MathML is concerned with the semantics of mathematical objects, as opposed to mathematical operations and can thus not be used to address this problem. Similarly, OpenMath is also not an adequate solution.

What is needed is a language for formally describing the semantics of a mathematical operation, taking into account the properties of the input data and the constraints among the input data as well as between the input and the output data.

Once we are able to formally describe the semantics of a service agents and brokers will be able to query these semantics and make decision based upon them. Deciding whether a given mathematical problem can be solved by a service is still a very hard problem, even if the semantics of the service is completely described. Assembling a chain or a graph of services is an even harder problem.
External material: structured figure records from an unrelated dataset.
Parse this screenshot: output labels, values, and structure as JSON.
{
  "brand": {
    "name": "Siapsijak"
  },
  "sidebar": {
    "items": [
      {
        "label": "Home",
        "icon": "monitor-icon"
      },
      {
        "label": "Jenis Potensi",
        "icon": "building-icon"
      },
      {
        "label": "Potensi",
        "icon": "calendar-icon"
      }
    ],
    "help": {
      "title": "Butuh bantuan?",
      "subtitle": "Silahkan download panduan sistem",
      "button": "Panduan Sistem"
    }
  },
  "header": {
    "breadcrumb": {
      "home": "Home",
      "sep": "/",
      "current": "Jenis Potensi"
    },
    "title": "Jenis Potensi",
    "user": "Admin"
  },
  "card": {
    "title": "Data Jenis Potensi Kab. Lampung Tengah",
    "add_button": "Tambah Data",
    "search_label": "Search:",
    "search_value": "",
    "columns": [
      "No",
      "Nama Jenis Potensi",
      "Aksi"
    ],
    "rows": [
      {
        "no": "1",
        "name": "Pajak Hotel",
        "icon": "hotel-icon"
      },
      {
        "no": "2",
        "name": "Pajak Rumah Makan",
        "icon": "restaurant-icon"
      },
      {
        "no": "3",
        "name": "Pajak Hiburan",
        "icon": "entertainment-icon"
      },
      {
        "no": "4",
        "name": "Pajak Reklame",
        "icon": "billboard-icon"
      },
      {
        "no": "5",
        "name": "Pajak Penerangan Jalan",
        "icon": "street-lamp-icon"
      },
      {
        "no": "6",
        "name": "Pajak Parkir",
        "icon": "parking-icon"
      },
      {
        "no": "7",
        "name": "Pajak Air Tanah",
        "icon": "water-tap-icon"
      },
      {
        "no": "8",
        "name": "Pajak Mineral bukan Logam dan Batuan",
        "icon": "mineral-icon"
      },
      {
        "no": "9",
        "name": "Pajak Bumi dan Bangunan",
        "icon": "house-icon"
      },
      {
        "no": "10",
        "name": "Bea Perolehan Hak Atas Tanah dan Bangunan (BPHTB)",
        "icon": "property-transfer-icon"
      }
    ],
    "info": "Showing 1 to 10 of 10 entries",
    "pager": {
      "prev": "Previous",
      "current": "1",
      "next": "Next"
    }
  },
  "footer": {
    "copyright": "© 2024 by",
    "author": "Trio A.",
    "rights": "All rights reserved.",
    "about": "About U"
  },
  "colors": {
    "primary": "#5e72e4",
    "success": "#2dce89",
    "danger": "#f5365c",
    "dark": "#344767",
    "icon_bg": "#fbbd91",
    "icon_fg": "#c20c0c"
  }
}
It is not enough to compare the input specification of one service with the output specification of another to determine whether they are compatible. A match may be found, even if the output of a service is a subset of the input of the other one. Determining this requires techniques from automated reasoning. Another issue is whether one can build a chain or a graph without having to try an exponential number of combinations from a large pool of services.

Several research projects are currently investigating these problems, notably the Monet project.

6 Conclusions

Using MathML in conjunction with the existing Web Services infrastructure, notably SOAP and WSDL, it is possible to implement useful mathematical web services, today.
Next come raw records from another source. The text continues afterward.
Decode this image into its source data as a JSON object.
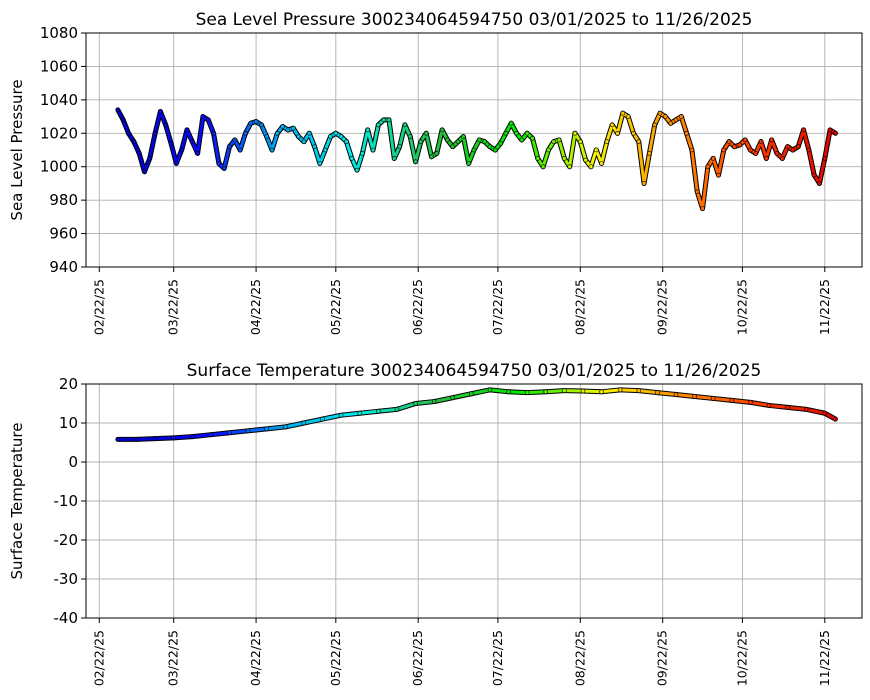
{
  "chart_data": [
    {
      "type": "scatter",
      "title": "Sea Level Pressure 300234064594750  03/01/2025 to 11/26/2025",
      "xlabel": "",
      "ylabel": "Sea Level Pressure",
      "ylim": [
        940,
        1080
      ],
      "yticks": [
        940,
        960,
        980,
        1000,
        1020,
        1040,
        1060,
        1080
      ],
      "xlim": [
        "2025-02-17",
        "2025-12-06"
      ],
      "xticks": [
        "02/22/25",
        "03/22/25",
        "04/22/25",
        "05/22/25",
        "06/22/25",
        "07/22/25",
        "08/22/25",
        "09/22/25",
        "10/22/25",
        "11/22/25"
      ],
      "grid": true,
      "color_encoding": "time (jet colormap: blue to red)",
      "series": [
        {
          "x": [
            "2025-03-01",
            "2025-03-03",
            "2025-03-05",
            "2025-03-07",
            "2025-03-09",
            "2025-03-11",
            "2025-03-13",
            "2025-03-15",
            "2025-03-17",
            "2025-03-19",
            "2025-03-21",
            "2025-03-23",
            "2025-03-25",
            "2025-03-27",
            "2025-03-29",
            "2025-03-31",
            "2025-04-02",
            "2025-04-04",
            "2025-04-06",
            "2025-04-08",
            "2025-04-10",
            "2025-04-12",
            "2025-04-14",
            "2025-04-16",
            "2025-04-18",
            "2025-04-20",
            "2025-04-22",
            "2025-04-24",
            "2025-04-26",
            "2025-04-28",
            "2025-04-30",
            "2025-05-02",
            "2025-05-04",
            "2025-05-06",
            "2025-05-08",
            "2025-05-10",
            "2025-05-12",
            "2025-05-14",
            "2025-05-16",
            "2025-05-18",
            "2025-05-20",
            "2025-05-22",
            "2025-05-24",
            "2025-05-26",
            "2025-05-28",
            "2025-05-30",
            "2025-06-01",
            "2025-06-03",
            "2025-06-05",
            "2025-06-07",
            "2025-06-09",
            "2025-06-11",
            "2025-06-13",
            "2025-06-15",
            "2025-06-17",
            "2025-06-19",
            "2025-06-21",
            "2025-06-23",
            "2025-06-25",
            "2025-06-27",
            "2025-06-29",
            "2025-07-01",
            "2025-07-03",
            "2025-07-05",
            "2025-07-07",
            "2025-07-09",
            "2025-07-11",
            "2025-07-13",
            "2025-07-15",
            "2025-07-17",
            "2025-07-19",
            "2025-07-21",
            "2025-07-23",
            "2025-07-25",
            "2025-07-27",
            "2025-07-29",
            "2025-07-31",
            "2025-08-02",
            "2025-08-04",
            "2025-08-06",
            "2025-08-08",
            "2025-08-10",
            "2025-08-12",
            "2025-08-14",
            "2025-08-16",
            "2025-08-18",
            "2025-08-20",
            "2025-08-22",
            "2025-08-24",
            "2025-08-26",
            "2025-08-28",
            "2025-08-30",
            "2025-09-01",
            "2025-09-03",
            "2025-09-05",
            "2025-09-07",
            "2025-09-09",
            "2025-09-11",
            "2025-09-13",
            "2025-09-15",
            "2025-09-17",
            "2025-09-19",
            "2025-09-21",
            "2025-09-23",
            "2025-09-25",
            "2025-09-27",
            "2025-09-29",
            "2025-10-01",
            "2025-10-03",
            "2025-10-05",
            "2025-10-07",
            "2025-10-09",
            "2025-10-11",
            "2025-10-13",
            "2025-10-15",
            "2025-10-17",
            "2025-10-19",
            "2025-10-21",
            "2025-10-23",
            "2025-10-25",
            "2025-10-27",
            "2025-10-29",
            "2025-10-31",
            "2025-11-02",
            "2025-11-04",
            "2025-11-06",
            "2025-11-08",
            "2025-11-10",
            "2025-11-12",
            "2025-11-14",
            "2025-11-16",
            "2025-11-18",
            "2025-11-20",
            "2025-11-22",
            "2025-11-24",
            "2025-11-26"
          ],
          "y": [
            1034,
            1028,
            1020,
            1015,
            1008,
            997,
            1005,
            1020,
            1033,
            1025,
            1014,
            1002,
            1010,
            1022,
            1015,
            1008,
            1030,
            1028,
            1020,
            1002,
            999,
            1012,
            1016,
            1010,
            1020,
            1026,
            1027,
            1025,
            1018,
            1010,
            1020,
            1024,
            1022,
            1023,
            1018,
            1015,
            1020,
            1012,
            1002,
            1010,
            1018,
            1020,
            1018,
            1015,
            1005,
            998,
            1008,
            1022,
            1010,
            1025,
            1028,
            1028,
            1005,
            1012,
            1025,
            1018,
            1003,
            1015,
            1020,
            1006,
            1008,
            1022,
            1016,
            1012,
            1015,
            1018,
            1002,
            1010,
            1016,
            1015,
            1012,
            1010,
            1014,
            1020,
            1026,
            1020,
            1016,
            1020,
            1017,
            1005,
            1000,
            1010,
            1015,
            1016,
            1005,
            1000,
            1020,
            1015,
            1004,
            1000,
            1010,
            1002,
            1015,
            1025,
            1020,
            1032,
            1030,
            1020,
            1015,
            990,
            1008,
            1025,
            1032,
            1030,
            1026,
            1028,
            1030,
            1020,
            1010,
            985,
            975,
            1000,
            1005,
            995,
            1010,
            1015,
            1012,
            1013,
            1016,
            1010,
            1008,
            1015,
            1005,
            1016,
            1008,
            1005,
            1012,
            1010,
            1012,
            1022,
            1010,
            995,
            990,
            1005,
            1022,
            1020
          ]
        }
      ]
    },
    {
      "type": "scatter",
      "title": "Surface Temperature 300234064594750  03/01/2025 to 11/26/2025",
      "xlabel": "",
      "ylabel": "Surface Temperature",
      "ylim": [
        -40,
        20
      ],
      "yticks": [
        -40,
        -30,
        -20,
        -10,
        0,
        10,
        20
      ],
      "xlim": [
        "2025-02-17",
        "2025-12-06"
      ],
      "xticks": [
        "02/22/25",
        "03/22/25",
        "04/22/25",
        "05/22/25",
        "06/22/25",
        "07/22/25",
        "08/22/25",
        "09/22/25",
        "10/22/25",
        "11/22/25"
      ],
      "grid": true,
      "color_encoding": "time (jet colormap: blue to red)",
      "series": [
        {
          "x": [
            "2025-03-01",
            "2025-03-08",
            "2025-03-15",
            "2025-03-22",
            "2025-03-29",
            "2025-04-05",
            "2025-04-12",
            "2025-04-19",
            "2025-04-26",
            "2025-05-03",
            "2025-05-10",
            "2025-05-17",
            "2025-05-24",
            "2025-05-31",
            "2025-06-07",
            "2025-06-14",
            "2025-06-21",
            "2025-06-28",
            "2025-07-05",
            "2025-07-12",
            "2025-07-19",
            "2025-07-26",
            "2025-08-02",
            "2025-08-09",
            "2025-08-16",
            "2025-08-23",
            "2025-08-30",
            "2025-09-06",
            "2025-09-13",
            "2025-09-20",
            "2025-09-27",
            "2025-10-04",
            "2025-10-11",
            "2025-10-18",
            "2025-10-25",
            "2025-11-01",
            "2025-11-08",
            "2025-11-15",
            "2025-11-22",
            "2025-11-26"
          ],
          "y": [
            5.8,
            5.8,
            6.0,
            6.2,
            6.5,
            7.0,
            7.5,
            8.0,
            8.5,
            9.0,
            10.0,
            11.0,
            12.0,
            12.5,
            13.0,
            13.5,
            15.0,
            15.5,
            16.5,
            17.5,
            18.5,
            18.0,
            17.8,
            18.0,
            18.3,
            18.2,
            18.0,
            18.5,
            18.3,
            17.8,
            17.3,
            16.8,
            16.3,
            15.8,
            15.3,
            14.5,
            14.0,
            13.5,
            12.5,
            11.0
          ]
        }
      ]
    }
  ]
}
For convenience as well as for robustness it would be useful to be able to structure messages with elements from a, to be defined, mathematical web service namespace. Such elements would be used to identify operations as well as optional and required parameters of these operations.

To fully realize the promise of mathematical services and for full integration into the Semantic Web, we need to be able to formally describe the semantics of such a service, paving the way for automatic service selection and composition.